Una muchacha les llevó una vasija de barro llena de ron y un vaso para cada uno.
Hunter miró la cara lampiña y los cabellos largos y enmarañados de Lazue.
– ¿Has bebido, Lazue?
– No demasiado, capitán -contestó él, con una risa ronca-. Hablad.
– Salgo en una expedición en dos días.
– ¿Sí? -Lazue recuperó la sobriedad de golpe. Sus grandes ojos vigilantes se concentraron en Hunter-. ¿Una expedición adonde?
– A Matanceros.
Lazue rió, con un gruñido profundo y resonante. Era insólito que un sonido así saliera de un cuerpo tan flaco.
– Matanceros significa matarifes, y, por lo que he oído, decir el nombre le va como anillo al dedo.
– No importa -dijo Hunter.
– Vuestras razones deben de ser muy buenas.
– Lo son.
Lazue asintió, sin esperar a oír más. Un capitán experto no solía revelar demasiado de una expedición hasta que la tripulación estaba en alta mar.
– ¿Las razones son tan buenas como grandes los peligros?
– Lo son.
Lazue escrutó la cara de Hunter.
– ¿Queréis a una mujer en la expedición?
– Por eso estoy aquí.
Lazue rió de nuevo. Se rascó los pequeños pechos distraídamente. Aunque se vestía, se comportaba y luchaba como un hombre, Lazue era una mujer. Pocos conocían su historia, pero Hunter era uno de ellos.
Lazue era la hija de la esposa de un marinero bretón. Su marido estaba en el mar cuando ella descubrió que estaba embarazada y poco después tuvo un hijo. Sin embargo, el esposo no regresó -de hecho no se supo nunca más de él- y unos meses después la mujer quedó embarazada de nuevo. Temiendo el escándalo, se trasladó a otro pueblo de la provincia, donde tuvo a su hija, Lazue.

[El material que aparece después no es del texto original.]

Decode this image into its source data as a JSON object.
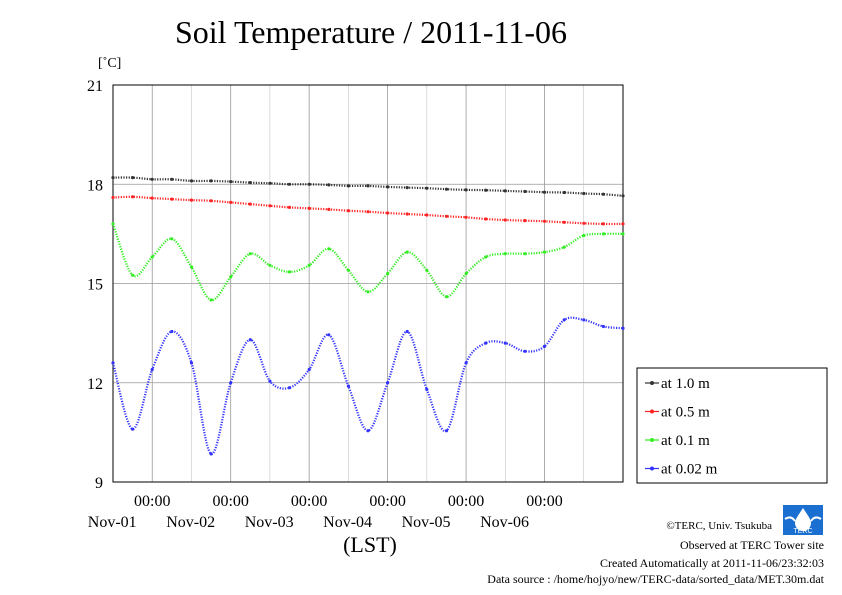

Al cabo de un año el hijo murió. En ese tiempo, la madre se había quedado sin dinero, así que tuvo que volver a su pueblo natal a vivir con sus padres. Para evitar la deshonra, vistió a su hija de niño; el engaño fue tan completo que en el pueblo nadie, ni siquiera los abuelos de la niña, sospecharon jamás la verdad. Lazue creció como un varón, y a los trece años entró a trabajar de cochero para un noble de la zona; más tarde se alistó en el ejército francés y vivió varios años entre las tropas sin que nadie la descubriera. Finalmente -al menos tal como ella contaba la historia- se enamoró de un joven y guapo oficial de caballería y le reveló su secreto. Vivieron un amor apasionado pero él nunca se casó con ella, y cuando todo acabó, ella decidió emigrar a las Indias Occidentales, donde asumió de nuevo su papel masculino.